Rebuilding Lloyd Logs as a Go Markdown Site
The site had acquired a second job
Changing a sentence on a small technical log should not require remembering which part belongs to Hugo, which part belongs to nginx and which part exists only because the old theme expected it. That was the moment the previous stack stopped feeling lightweight.
At first I thought I needed a better publishing system. I needed fewer moving parts. The replacement is a small Go server that reads Markdown, renders normal HTML and can be understood from the route to the content file without an archaeological dig.
Requirements
The requirements were deliberately HTML heavy and progressed with following mental model:
- Markdown should remain the source of truth.
- Posts should live under
content/posts/. - Pages should live under
content/pages/. - Drafts should stay hidden unless explicitly enabled.
- The site should run without a database, admin panel, React app, or heavy CMS.
- The Docker image should be self-contained in production.
- The layout should stay simple, readable, and easy to maintain.
Those constraints kept the design focused.
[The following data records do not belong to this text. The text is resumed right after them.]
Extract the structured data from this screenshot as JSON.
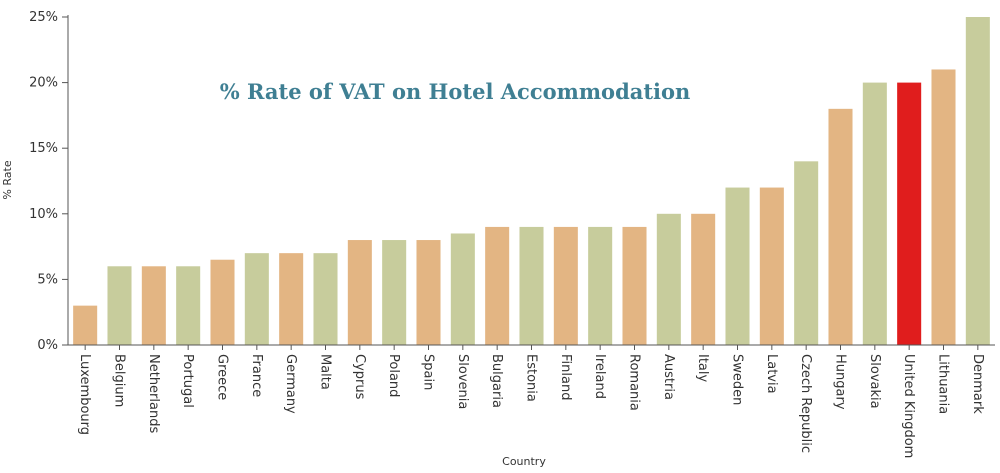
{
  "chart_data": {
    "type": "bar",
    "title": "% Rate of VAT on Hotel Accommodation",
    "xlabel": "Country",
    "ylabel": "% Rate",
    "ylim": [
      0,
      25
    ],
    "yticks": [
      0,
      5,
      10,
      15,
      20,
      25
    ],
    "ytick_labels": [
      "0%",
      "5%",
      "10%",
      "15%",
      "20%",
      "25%"
    ],
    "grid": false,
    "categories": [
      "Luxembourg",
      "Belgium",
      "Netherlands",
      "Portugal",
      "Greece",
      "France",
      "Germany",
      "Malta",
      "Cyprus",
      "Poland",
      "Spain",
      "Slovenia",
      "Bulgaria",
      "Estonia",
      "Finland",
      "Ireland",
      "Romania",
      "Austria",
      "Italy",
      "Sweden",
      "Latvia",
      "Czech Republic",
      "Hungary",
      "Slovakia",
      "United Kingdom",
      "Lithuania",
      "Denmark"
    ],
    "values": [
      3,
      6,
      6,
      6,
      6.5,
      7,
      7,
      7,
      8,
      8,
      8,
      8.5,
      9,
      9,
      9,
      9,
      9,
      10,
      10,
      12,
      12,
      14,
      18,
      20,
      20,
      21,
      25
    ],
    "bar_colors": [
      "#e3b583",
      "#c7cc9c",
      "#e3b583",
      "#c7cc9c",
      "#e3b583",
      "#c7cc9c",
      "#e3b583",
      "#c7cc9c",
      "#e3b583",
      "#c7cc9c",
      "#e3b583",
      "#c7cc9c",
      "#e3b583",
      "#c7cc9c",
      "#e3b583",
      "#c7cc9c",
      "#e3b583",
      "#c7cc9c",
      "#e3b583",
      "#c7cc9c",
      "#e3b583",
      "#c7cc9c",
      "#e3b583",
      "#c7cc9c",
      "#e01d1d",
      "#e3b583",
      "#c7cc9c"
    ],
    "colors": {
      "axis": "#555555",
      "title": "#3f7f93",
      "highlight": "#e01d1d"
    }
  }
}
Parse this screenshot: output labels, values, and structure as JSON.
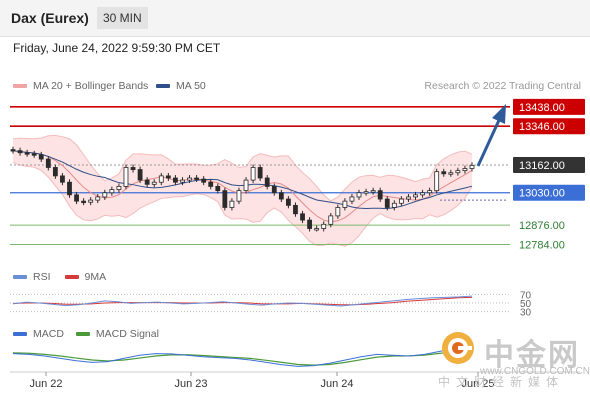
{
  "header": {
    "title": "Dax (Eurex)",
    "timeframe": "30 MIN",
    "datetime": "Friday, June 24, 2022 9:59:30 PM CET"
  },
  "legend": {
    "ma20_label": "MA 20 + Bollinger Bands",
    "ma50_label": "MA 50",
    "research": "Research © 2022 Trading Central",
    "rsi_label": "RSI",
    "rsi_ma_label": "9MA",
    "macd_label": "MACD",
    "macd_signal_label": "MACD Signal"
  },
  "colors": {
    "resistance": "#cc0000",
    "pivot": "#3b6fd6",
    "support": "#7cb86a",
    "current": "#333333",
    "ma20": "#e88a8a",
    "ma50": "#2e4f8a",
    "band_fill": "#fde3e3",
    "arrow": "#2f5b9b",
    "macd": "#3b6fd6",
    "macd_signal": "#4a9a3a"
  },
  "chart_data": {
    "type": "candlestick",
    "symbol": "Dax (Eurex)",
    "timeframe": "30 MIN",
    "ylim": [
      12720,
      13480
    ],
    "x_labels": [
      "Jun 22",
      "Jun 23",
      "Jun 24",
      "Jun 25"
    ],
    "levels": [
      {
        "label": "13438.00",
        "value": 13438,
        "kind": "resistance"
      },
      {
        "label": "13346.00",
        "value": 13346,
        "kind": "resistance"
      },
      {
        "label": "13162.00",
        "value": 13162,
        "kind": "current"
      },
      {
        "label": "13030.00",
        "value": 13030,
        "kind": "pivot"
      },
      {
        "label": "12876.00",
        "value": 12876,
        "kind": "support"
      },
      {
        "label": "12784.00",
        "value": 12784,
        "kind": "support"
      }
    ],
    "close_path": [
      13230,
      13220,
      13215,
      13210,
      13190,
      13150,
      13110,
      13080,
      13020,
      12990,
      12985,
      12995,
      13010,
      13030,
      13045,
      13060,
      13150,
      13140,
      13090,
      13070,
      13080,
      13110,
      13100,
      13080,
      13090,
      13100,
      13095,
      13080,
      13060,
      13040,
      12960,
      12990,
      13040,
      13090,
      13150,
      13100,
      13060,
      13030,
      13000,
      12970,
      12930,
      12900,
      12860,
      12860,
      12880,
      12920,
      12960,
      12990,
      13010,
      13030,
      13035,
      13040,
      13000,
      12960,
      12980,
      13000,
      13010,
      13020,
      13030,
      13040,
      13130,
      13120,
      13125,
      13135,
      13145,
      13160
    ],
    "rsi_levels": [
      "70",
      "50",
      "30"
    ],
    "rsi": [
      48,
      52,
      50,
      47,
      44,
      46,
      50,
      55,
      53,
      49,
      51,
      52,
      50,
      48,
      49,
      51,
      53,
      50,
      47,
      45,
      48,
      50,
      49,
      47,
      45,
      43,
      46,
      49,
      52,
      55,
      58,
      60,
      62,
      63,
      64,
      66
    ],
    "rsi_ma": [
      49,
      50,
      50,
      49,
      47,
      47,
      48,
      50,
      51,
      51,
      51,
      51,
      51,
      50,
      50,
      50,
      51,
      51,
      50,
      48,
      48,
      48,
      49,
      48,
      47,
      46,
      46,
      47,
      49,
      51,
      54,
      56,
      58,
      60,
      62,
      63
    ],
    "macd": [
      0.2,
      0.15,
      0.05,
      -0.1,
      -0.25,
      -0.35,
      -0.3,
      -0.1,
      0.1,
      0.2,
      0.18,
      0.1,
      0.0,
      -0.05,
      -0.1,
      -0.2,
      -0.35,
      -0.5,
      -0.6,
      -0.55,
      -0.4,
      -0.2,
      0.0,
      0.15,
      0.1,
      0.05,
      0.15,
      0.35,
      0.55,
      0.7
    ],
    "macd_signal": [
      0.25,
      0.22,
      0.15,
      0.05,
      -0.08,
      -0.2,
      -0.26,
      -0.2,
      -0.08,
      0.05,
      0.12,
      0.13,
      0.08,
      0.02,
      -0.04,
      -0.1,
      -0.22,
      -0.35,
      -0.48,
      -0.52,
      -0.48,
      -0.35,
      -0.18,
      -0.02,
      0.05,
      0.06,
      0.1,
      0.22,
      0.38,
      0.55
    ]
  },
  "watermark": {
    "brand_cn": "中金网",
    "url": "www.CNGOLD.COM.CN",
    "subtitle": "中文财经新媒体"
  }
}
The goal was to distill the sevices used to their core. To build the smallest durable system that made publishing easier and feel more native.
Architecture
The new site is a Go net/http application. It loads content from disk, parses frontmatter, renders Markdown, and serves full HTML pages.
The main pieces are:
net/httpfor routing and serving requests.html/templatefor server-rendered HTML.goldmarkfor Markdown rendering.- Plain files for content and static assets.
- Docker for deployment.
This is intentionally boring technology. The site does not need client-side routing or a build pipeline for JavaScript. The pages are normal HTML, so they work with JavaScript disabled.
Content model
Posts and pages are Markdown files with frontmatter:
---
title: "Example post"
date: 2026-07-09
tags: ["Go", "Markdown"]
draft: false
summary: "Short summary."
---
Slugs come from frontmatter when provided, otherwise from the filename. Published posts are sorted newest first. Draft posts are excluded unless the server is started with SHOW_DRAFTS=true.
Keeping content as files makes the workflow easy to reason about. There is no database migration to run, no admin account to secure, and no hidden state outside the repository.
Obsidian publishing workflow
I still wanted the writing experience to work with Obsidian. The local vault lives at:
/home/alex/Documents/lloydlogs
The production application does not depend on that path. Instead, a local sync script copies Markdown into the repository:
OBSIDIAN_CONTENT_DIR=/home/alex/Documents/lloydlogs go run ./cmd/sync-obsidian
That boundary matters. The local vault is an editing tool. The deployed app only reads from the content copied into the repo and packaged into the Docker image.
Docker deployment
The Docker build now compiles the Go binary and runs it directly. There is no Hugo build stage and no nginx runtime stage.
The production image reads content from:
/app/content
That keeps the deployment simple: the image contains the binary, templates, static files, and Markdown content needed to serve the site.
What I learned
The main lesson was that removing infrastructure can be just as valuable as adding it. Hugo and nginx were reasonable tools, but for this site they introduced extra concepts without much benefit.
This rebuild also reinforced a few habits I care about:
- Keep the production boundary clear.
- Prefer simple server-rendered HTML when it solves the problem.
- Make local workflows convenient without leaking local assumptions into deployment.
- Write documentation so future changes are easier.
What I would improve next
I would add a small preview command for draft content, improve test coverage around route behavior, and make the Obsidian sync workflow more explicit about page versus post mapping.
The local Obsidian vault remains an editing tool; go run ./cmd/sync-obsidian copies publishable Markdown into the repository, where the deployed image reads it. That boundary is slightly less magical than a live-sync CMS, but it makes the source of truth and release contents obvious.
I now value small systems partly for their refusal to make publishing feel like an integration project.